It was produced by Waterlow & Sons, the world-famous printing firm which had factories in Dunstable and Watford close to the saleroom, and the book boasted an impressive provenance. An elderly lady who lived locally brought to the saleroom in a plastic bag. It came from her late husband who had worked at Waterlow’s.
“When Waterlow’s shut at that location during the tidying up they allowed him to take that book,” said Tring Market Auctions director Stephen Hearn. “It was in beautiful condition, one of those with tissues between each page and we had to be so careful opening it up because it hadn’t been opened for years.”
The book, estimated at £500-700, sold to a London buyer in the room. It contained about 70 specimens of the front and back of each note together with 10 share certificates.

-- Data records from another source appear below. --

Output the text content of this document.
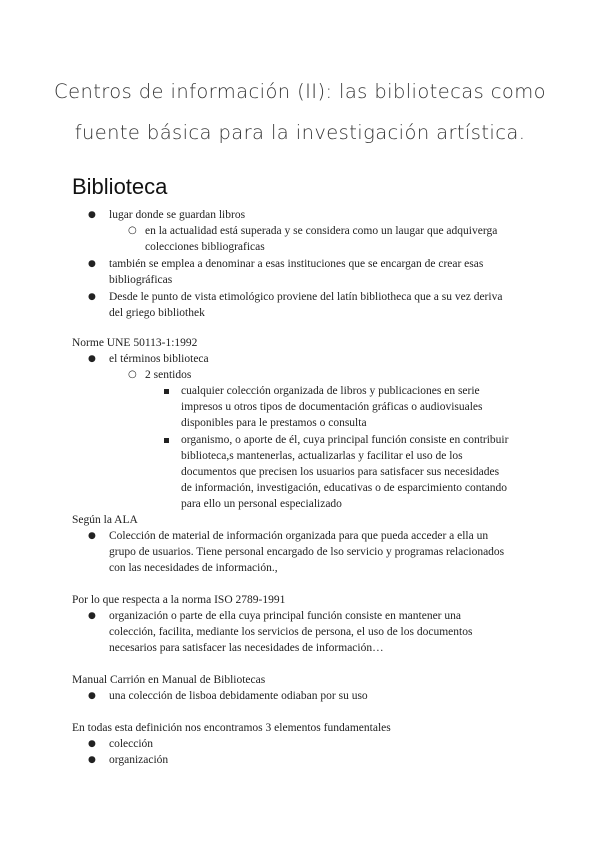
Centros de información (II): las bibliotecas como
fuente básica para la investigación artística.
Biblioteca
● lugar donde se guardan libros
○ en la actualidad está superada y se considera como un laugar que adquiverga
colecciones bibliograficas
● también se emplea a denominar a esas instituciones que se encargan de crear esas
bibliográficas
● Desde le punto de vista etimológico proviene del latín bibliotheca que a su vez deriva
del griego bibliothek
Norme UNE 50113-1:1992
● el términos biblioteca
○ 2 sentidos
cualquier colección organizada de libros y publicaciones en serie
impresos u otros tipos de documentación gráficas o audiovisuales
disponibles para le prestamos o consulta
organismo, o aporte de él, cuya principal función consiste en contribuir
biblioteca,s mantenerlas, actualizarlas y facilitar el uso de los
documentos que precisen los usuarios para satisfacer sus necesidades
de información, investigación, educativas o de esparcimiento contando
para ello un personal especializado
Según la ALA
● Colección de material de información organizada para que pueda acceder a ella un
grupo de usuarios. Tiene personal encargado de lso servicio y programas relacionados
con las necesidades de información.,
Por lo que respecta a la norma ISO 2789-1991
● organización o parte de ella cuya principal función consiste en mantener una
colección, facilita, mediante los servicios de persona, el uso de los documentos
necesarios para satisfacer las necesidades de información…
Manual Carrión en Manual de Bibliotecas
● una colección de lisboa debidamente odiaban por su uso
En todas esta definición nos encontramos 3 elementos fundamentales
● colección
● organización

Hearn added: “There was a lot of pre-sale interest which developed into six principal banknote collectors there on the day, and it was quite obvious the estimate was just a come-and-get-me estimate really. We did have an idea before the sale they would go on to a higher level - but not to that level.”
While the condition and provenance certainly helped, feedback from the bidders suggested that a Chinese specimen banknote was key – one that collectors knew existed but had not been available up to now. Hearn said all the specimen notes were very collectable, with the Chinese example maybe valued about £50,000 but many other rarities probably around the £10,000 mark.
Waterlow & Sons was once one of Britain’s largest printers of bank notes, postage stamps, and other material.